A prova da vossa fé opera a paciência. [51]

Na capela, Honório se encontrava sentado em companhia de um ou dois mais, entre quem estava a irmã Cecília. Os mortiços raios de uma única lâmpada alumiavam o cenário muito debilmente. Todos os presentes estavam silenciosos e tristes. Sobre eles pesava uma melancolia mais profunda do comum. Em volta deles se ouvia o barulho de passos e de vozes e um confuso murmúrio de atividade vital.
De forma repentina e rápida se ouviram passos, e entrou Marcelo. Os ocupantes da capela saltaram sobre seus pés com exclamações de gozo.
— Onde está Pólio? — perguntou Cecília com vivo interesse.
— Eu não o vi — disse Marcelo.
— Não o viu! — e ela voltou cair sobre o assento.
— Mas, o que acontece? Já devia ter voltado?
— Devia ter voltado seis horas atrás, e isso me deixa louca de ansiedade.
— Não há perigo — disse Marcelo, tentando consolá-la— . Ele sabe cuidar-se... — e procurou que não percebessem sua preocupação, mas seu olhar traia suas palavras.
— Que não há perigo! — gritou Cecília— Aí de mim, nós sabemos já todos os novos perigos que há. Jamais tem sido tão perigoso como até agora.
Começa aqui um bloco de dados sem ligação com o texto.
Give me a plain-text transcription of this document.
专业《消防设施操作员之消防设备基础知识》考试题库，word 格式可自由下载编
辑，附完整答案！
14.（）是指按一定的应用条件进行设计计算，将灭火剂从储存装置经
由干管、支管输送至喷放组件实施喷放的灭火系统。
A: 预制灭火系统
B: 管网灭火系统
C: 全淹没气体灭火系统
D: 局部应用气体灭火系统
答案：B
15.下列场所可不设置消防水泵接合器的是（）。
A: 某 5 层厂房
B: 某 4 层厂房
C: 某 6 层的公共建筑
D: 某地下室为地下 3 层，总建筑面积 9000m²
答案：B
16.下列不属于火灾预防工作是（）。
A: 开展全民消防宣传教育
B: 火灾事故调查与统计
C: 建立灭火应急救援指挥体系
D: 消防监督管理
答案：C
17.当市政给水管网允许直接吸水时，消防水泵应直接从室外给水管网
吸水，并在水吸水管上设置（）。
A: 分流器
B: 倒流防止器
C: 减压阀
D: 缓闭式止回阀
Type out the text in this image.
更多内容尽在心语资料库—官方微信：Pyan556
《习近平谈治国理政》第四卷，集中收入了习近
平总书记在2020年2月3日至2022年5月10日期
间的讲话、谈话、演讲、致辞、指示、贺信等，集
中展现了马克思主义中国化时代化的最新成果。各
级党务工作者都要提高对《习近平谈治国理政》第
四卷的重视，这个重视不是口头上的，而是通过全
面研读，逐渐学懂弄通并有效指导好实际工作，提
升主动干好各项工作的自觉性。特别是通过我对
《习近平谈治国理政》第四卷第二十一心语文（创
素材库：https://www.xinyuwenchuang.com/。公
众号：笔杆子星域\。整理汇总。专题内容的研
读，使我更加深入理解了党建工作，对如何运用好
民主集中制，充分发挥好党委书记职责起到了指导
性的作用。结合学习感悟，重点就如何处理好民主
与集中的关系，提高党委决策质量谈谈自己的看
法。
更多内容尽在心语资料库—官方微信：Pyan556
— O que aconteceu para que demorasses tanto, Marcelo? Te dávamos por morto.
Marcelo respondeu:
— Eu fui detido perto da Via Ápia. Devi soltar a carga e correr ao rio. A turba me seguiu, mas eu mergulhei nas águas e passei a nado. Dali tomei uma rota em envolvendo as ruas do outro lado, depois do qual voltei cruzar e assim cheguei aqui são e salvo.
— Escapaste miraculosamente, pois ofereceram resgate pela tua cabeça.
— Já sabiam vocês disso?
— Obviamente que sim, e muito mais. Soubemos dos redobrados esforços que eles estão fazendo para aniquilar-nos. Durante todo o dia têm estado chegando notícias de dor. Mais que nunca devemos confiar-nos que somente Ele pode salvar-nos.
— Ainda podemos frustrar seus planos — disse Marcelo com ar de esperança.
— Mas eles estão vigiando nossa entrada principal — disse Honório.
— Então devemos fazer novas. As fendas são inumeráveis.
— Eles estão oferecendo recompensa por todos os irmãos proeminentes.
— E daí? Cuidaremos desses irmãos, guardando-os mais que nunca.
— Nossos médios de subsistência estão diminuindo gradualmente.
— Mas existem tantos ousados e fiéis corações como sempre. Quem tem temor de arriscar sua vida agora? Nunca faltará a provisão de alimento enquanto permaneçamos nas catacumbas. Pois se nós conseguimos escapar à perseguição, traremos o auxílio aos nossos irmãos; e se morremos, receberemos a coroa do martírio.
— Tens razão, Marcelo. Tua fé dá vergonha aos meus temores. Como podem temer a morte aqueles que vivem nas catacumbas? Se trata somente de umas trevas momentâneas e logo tudo passará. Mas no dia de hoje ouvimos dizer muito que faz desesperar nossos corações e afoga nossos espíritos até fazer-nos desmaiar.
— Aí de mim — continuou Honório com voz dolorosa— , como se disseminou a gente, e as assembléias ficaram desoladas. Não faz senão alguns meses que havia cinqüenta assembléias cristãs dentro da cidade, onde brilhava a luz da verdade, e as vozes das orações e dos louvores ascendiam até o trono do Altíssimo. Agora foram abatidas, e o povo foi dispersado e lançado fora da vista dos homens.
Fez uma breve pausa, vencido pela emoção, e depois, com sua voz baixa e amargurada, repetiu as palavras afligidas do Salmo 80:

O Senhor Deus dos Exércitos,
até quando te indignarás contra a oração do teu povo?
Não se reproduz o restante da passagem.